Our people are not strangers to adversities. We were once enslaved and passed through some of the greatest dehumanization towards humanity, but we overcome. We were once colonized and held in bondage, worst than what the Pharaoh puts through God’s people in Egypt, but we overcome. Our independence was undermined by neocolonial propagandas motivated by racism and hatred, but we over come. We shall also overcome the Yahya Jammeh trauma, God speed.
For 22 years the world watched us suffered under former president Jammeh. For 22 years they watched the families of Koro Ceesay, Deda Hydara, April 10/11 massacres suffered in isolation, for 22 years they have watched the families of Chief Manneh, and many others cried for help to no veil. Peace loving Gambians who believed in the rule of law and democracy often tried to seek refuge from our men and women in uniform were often kidnapped, jailed, torture, raped, and sometimes murdered in cold blood by the same people who had sworn to serve and protect. For 22 years not even we Gambians did that which is right and we allowed Yahya Jammeh stained blood on our conscience by remaining silent. We all fell short of the glory of God and that of mankind. Today we are equipped with a unique opportunity to redeem our freedom.
The long term peace and stability of our country do not only requires but it also demands that we reconcile our differences, forgive where we can, punish heftily where necessary, and be just towards all and sundry.

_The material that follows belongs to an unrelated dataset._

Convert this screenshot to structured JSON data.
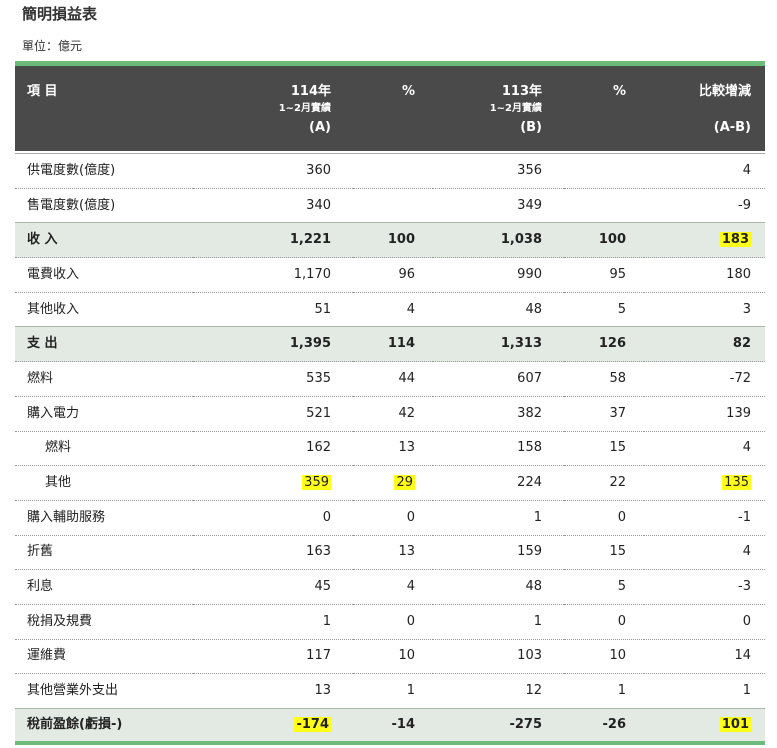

I must remind us that justice is not monolithic. I do not have the moral and political mandate to ask the families of the victims of Yahya Jammeh to forgive. But if we choose forgiveness as a nation in the presence of man and the divinity of God, we must never forget. Let us learn from the Liberians and Rwandans, where perpetrators faced their victims, look at them in their eyes, shook their hands, and asked for forgiveness. Let us not share the ill fate of the Ugandans and allow history to repeat itself. Let us never allow ourselves to walk this evil path again. We must forgive, reconcile, punish (if necessary), and rehabilitate from our past, but I’ll also encourage us to remain internally vigilant and never forget what we passed through.
From the bottom of my heart, thank you to the people of the Gambia. Let us reflect on our past as we prepare for the future of our nation. Happy independence celebration to all, we have a country to build. May God bless the Gambia and her people!